His ears were ringing. His throat was raw. He could hear them coming, all those Chinese soldiers. Massing outside the wall. All because of Lancelot Dent.

All because of the opium.

The opium the Company was too stupid to give up, even though every man in the factories could be slaughtered the minute Lin gave the order. And Lin would give the order if he felt like that was what it would take to placate the Emperor.


A cold and terrible calm settled over Elliot’s mind.

Lin’s sworn duty was to carry out the orders of his Emperor. Elliot’s sworn duty was to protect British lives, and property.

Lin would do his duty, that much was clear. So, Elliot had better bloody well do his.

Elliot made himself let out a long breath. He folded his hands behind his back so Johnston couldn’t see how tightly he clenched his fists. He even managed a smile.

“You’re right, Mr. Johnston. I don’t know what came over me.” He laughed. “Just another boycott, isn’t it? We’ve been through it all before.”

“Yes, sir.” Johnston looked like he was about to faint with relief, or maybe just piss himself. Elliot felt a perverse sympathy.

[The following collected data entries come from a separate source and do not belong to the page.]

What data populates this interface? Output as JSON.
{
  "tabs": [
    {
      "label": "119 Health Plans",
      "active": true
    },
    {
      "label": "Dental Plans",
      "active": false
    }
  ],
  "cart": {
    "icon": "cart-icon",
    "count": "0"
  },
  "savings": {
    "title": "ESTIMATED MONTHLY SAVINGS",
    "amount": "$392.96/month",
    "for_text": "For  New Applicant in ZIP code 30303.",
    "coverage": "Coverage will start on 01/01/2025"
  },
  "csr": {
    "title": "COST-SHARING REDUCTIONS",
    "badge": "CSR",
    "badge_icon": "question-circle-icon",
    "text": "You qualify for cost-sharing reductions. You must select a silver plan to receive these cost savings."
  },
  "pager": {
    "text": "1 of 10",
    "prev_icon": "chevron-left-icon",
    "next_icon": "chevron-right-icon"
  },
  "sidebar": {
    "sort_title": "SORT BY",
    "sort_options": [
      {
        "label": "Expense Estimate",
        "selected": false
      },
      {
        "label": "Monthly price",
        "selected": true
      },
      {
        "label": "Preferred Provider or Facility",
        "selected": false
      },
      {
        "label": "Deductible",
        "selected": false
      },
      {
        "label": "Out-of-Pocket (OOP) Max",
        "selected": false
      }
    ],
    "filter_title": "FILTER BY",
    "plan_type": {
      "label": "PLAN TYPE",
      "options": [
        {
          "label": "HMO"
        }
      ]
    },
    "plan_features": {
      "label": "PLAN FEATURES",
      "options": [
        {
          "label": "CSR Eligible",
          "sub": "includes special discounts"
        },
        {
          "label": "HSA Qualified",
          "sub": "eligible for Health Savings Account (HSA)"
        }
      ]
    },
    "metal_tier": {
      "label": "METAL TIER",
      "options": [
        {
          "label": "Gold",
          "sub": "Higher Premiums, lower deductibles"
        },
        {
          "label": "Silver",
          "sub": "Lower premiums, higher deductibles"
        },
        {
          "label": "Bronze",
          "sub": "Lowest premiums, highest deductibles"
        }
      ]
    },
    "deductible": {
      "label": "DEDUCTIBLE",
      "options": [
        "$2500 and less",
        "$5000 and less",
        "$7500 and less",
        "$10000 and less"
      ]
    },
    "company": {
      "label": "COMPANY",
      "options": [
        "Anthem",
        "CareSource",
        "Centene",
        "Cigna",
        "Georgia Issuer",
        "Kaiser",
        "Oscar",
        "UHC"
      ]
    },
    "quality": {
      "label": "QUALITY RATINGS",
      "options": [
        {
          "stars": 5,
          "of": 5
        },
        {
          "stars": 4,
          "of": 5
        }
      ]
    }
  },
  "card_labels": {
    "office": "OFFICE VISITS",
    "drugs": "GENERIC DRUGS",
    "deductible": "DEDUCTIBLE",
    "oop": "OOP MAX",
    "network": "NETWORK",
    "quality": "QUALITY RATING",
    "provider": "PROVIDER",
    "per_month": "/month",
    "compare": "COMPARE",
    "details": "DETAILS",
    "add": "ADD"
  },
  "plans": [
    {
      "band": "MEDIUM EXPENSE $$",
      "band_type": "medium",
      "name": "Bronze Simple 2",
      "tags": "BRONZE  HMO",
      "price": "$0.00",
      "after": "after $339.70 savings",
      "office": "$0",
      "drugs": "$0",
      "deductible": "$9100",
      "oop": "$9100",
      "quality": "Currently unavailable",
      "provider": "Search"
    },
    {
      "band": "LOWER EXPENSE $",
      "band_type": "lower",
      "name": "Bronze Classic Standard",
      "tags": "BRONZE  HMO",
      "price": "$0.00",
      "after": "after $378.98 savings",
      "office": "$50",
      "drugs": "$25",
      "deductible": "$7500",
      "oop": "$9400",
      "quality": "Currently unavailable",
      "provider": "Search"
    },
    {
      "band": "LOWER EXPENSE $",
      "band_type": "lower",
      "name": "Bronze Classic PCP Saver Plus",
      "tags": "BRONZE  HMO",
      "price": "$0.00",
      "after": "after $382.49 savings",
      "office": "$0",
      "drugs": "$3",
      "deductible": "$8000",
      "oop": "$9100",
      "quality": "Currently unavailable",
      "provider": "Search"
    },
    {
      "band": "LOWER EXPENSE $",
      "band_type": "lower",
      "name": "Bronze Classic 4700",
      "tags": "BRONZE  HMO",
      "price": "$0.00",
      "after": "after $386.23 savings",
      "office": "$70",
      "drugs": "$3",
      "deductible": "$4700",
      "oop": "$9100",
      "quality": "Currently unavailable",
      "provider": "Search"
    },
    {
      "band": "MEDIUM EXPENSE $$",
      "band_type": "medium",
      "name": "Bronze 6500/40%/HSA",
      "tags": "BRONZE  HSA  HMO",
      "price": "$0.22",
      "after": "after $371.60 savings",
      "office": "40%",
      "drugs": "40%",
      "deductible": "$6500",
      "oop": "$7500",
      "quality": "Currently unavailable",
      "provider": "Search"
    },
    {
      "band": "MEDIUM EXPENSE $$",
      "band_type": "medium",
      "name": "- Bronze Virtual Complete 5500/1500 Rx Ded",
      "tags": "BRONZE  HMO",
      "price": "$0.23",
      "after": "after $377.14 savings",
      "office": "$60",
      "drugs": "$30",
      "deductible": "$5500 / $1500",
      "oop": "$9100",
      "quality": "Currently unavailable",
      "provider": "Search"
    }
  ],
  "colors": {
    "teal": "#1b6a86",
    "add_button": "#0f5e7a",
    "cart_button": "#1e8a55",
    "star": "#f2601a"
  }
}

“Still, that was a good idea you had. We should draft an evacuation order. Probably we won’t need anything so drastic, but best to have it ready, just in case.”

“Yes, sir. I’ll get right on that.”

“Thank you, Mr. Johnston. And just close the door on your way out, will you?”

Johnston’s retreat was a hasty one. The door slammed behind him. He’d probably forgotten that Morrison was still in the office, standing quietly in a corner, not saying a single word to call attention to himself.

Smart man, Morrison.

“Mr. Morrison,” said Elliot. Morrison bowed, not in the English style, but in the Chinese, hands folded just so, back straight as an iron rod. “I believe I am in need of your help.”




March 24, 1839

The Foreigners’ Factories

Canton, Guangdong Province



That last thing Lancelot Dent expected to get out of Mr. Lin’s dramatic little quarantine was a night of fun.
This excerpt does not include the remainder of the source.